A los 45 días con silicato NORMAL y a los 7 días con silicato PREMIUM, las sales tienen ya un estado gelatinoso y entonces por ser expansivas y sellar los intersticios donde había aire, no permiten ya el paso de la humedad de cimientos. El olor y el frío que transmiten los muros se cortan en el momento que se coloca el silicato. Posteriormente va cristalizando y siendo cada vez más duro y resistente al agua.
La evaporación de la humedad por encima del tratamiento se realiza en forma natural, por cuanto desaparece la causa que la produjo. Para ello en nuestra garantía escrita figuran una cantidad de recomendaciones para acelerar el secado, para evitar deterioros de pinturas, enduídos, empapelados, tratamiento para distintos hongos, calefacción y ventilación.
El secado es similar al de los muros en construcciones nuevas donde la humedad de la propia construcción necesita de un largo período de tiempo para su evaporación definitiva, dependiendo del grado de compromiso de los muros y la ayuda que nosotros le brindemos mediante estufas y ventilación.
Hay muros que por tener revestimientos, revoques impermeables, pinturas antihumedad o al aceite, o empapelados vinílicos, no permiten que salga hacia el ambiente mucha humedad, sin embargo, al agujerear, se demuestra la verdadera humedad del muro. En estos casos, una vez que aparecen las primeras manchas, el proceso de desprenderse los revoques, es muy rápido.

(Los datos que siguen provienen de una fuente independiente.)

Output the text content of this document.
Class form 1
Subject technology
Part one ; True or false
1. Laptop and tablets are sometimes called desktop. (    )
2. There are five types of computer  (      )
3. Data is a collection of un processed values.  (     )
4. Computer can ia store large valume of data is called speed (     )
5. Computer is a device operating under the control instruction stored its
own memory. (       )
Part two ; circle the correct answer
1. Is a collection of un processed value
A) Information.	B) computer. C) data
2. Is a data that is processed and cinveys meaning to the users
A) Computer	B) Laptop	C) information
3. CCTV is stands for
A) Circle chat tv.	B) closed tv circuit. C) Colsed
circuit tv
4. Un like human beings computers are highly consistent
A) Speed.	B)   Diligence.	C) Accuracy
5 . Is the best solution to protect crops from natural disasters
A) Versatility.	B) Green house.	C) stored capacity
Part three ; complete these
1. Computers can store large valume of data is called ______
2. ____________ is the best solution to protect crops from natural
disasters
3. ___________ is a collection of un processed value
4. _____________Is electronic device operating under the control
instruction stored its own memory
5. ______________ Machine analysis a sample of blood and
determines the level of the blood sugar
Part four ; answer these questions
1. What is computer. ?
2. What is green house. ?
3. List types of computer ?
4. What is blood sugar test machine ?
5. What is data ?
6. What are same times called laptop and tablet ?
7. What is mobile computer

Nuestro silicato es un producto totalmente ecológico e inocuo a las personas y al medio ambiente. Del estado líquido en que se inyecta pasa a ser un gel para convertirse finalmente en cristales. Es un producto que proviene de la línea de los Cementos, o sea de la Sílice, originariamente de la arena de los ríos. Su duración es ilimitada, ya que a medida que transcurre el tiempo se vuelve más resistente al agua <similar al Sarro>. El silicato PREMIUM, fue creado para afrontar el aumento de altura de la primera napa de agua que se produjo en los últimos años, como así también los casos comprometidos.